On the recommendation of the company doctor he was assigned light duties as a security guard.
In 2004 he was attacked while on duty. His remaining eye was seriously damaged.
Last year Firestone terminated Emmet's employment and in August 2006 it evicted him and his family from their home.
Emmet is a broken man.
"They do not want to know whether we suffer, we die," he told me, "They do not have time for us."
When asked about the Musa case, Firestone issued the following statement from its headquarters in Akron, Ohio: "The safety and well being of our employees is vital to our operations. While we empathize with Mr Musa, our actions are in keeping with the labour practices law of Liberia and the union and management collective bargaining agreement."
The Liberian people have long been prisoners of a plantation mentality.
Those who have benefited have been a corrupt Liberian elite, and foreign multinationals.
But for generations, a subservient majority have paid a high price.
The new government is reviewing both the Mittal and the Firestone agreements.
But the pressure to encourage foreign investment and create jobs means that the mentality underlying both these agreements is unlikely to change.

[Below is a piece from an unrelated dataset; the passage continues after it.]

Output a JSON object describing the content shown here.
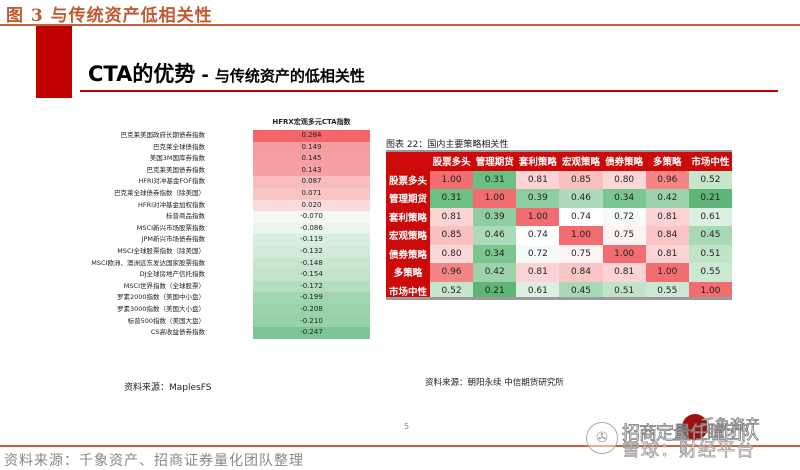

As long as the government continues to franchise out responsibility for key areas like health, education and the well being of its people, it will be seen not as an equal player but as little more than a spectator.
Olu Menjay of the Ricks Institute wants Liberians to take responsibility for their own futures.
That is the message he delivers day-in, day-out at Ricks Institute.
"I am a prisoner too," he said, "but a prisoner of hope, and I love to be one until the day I die because without hope there is no way you can make it."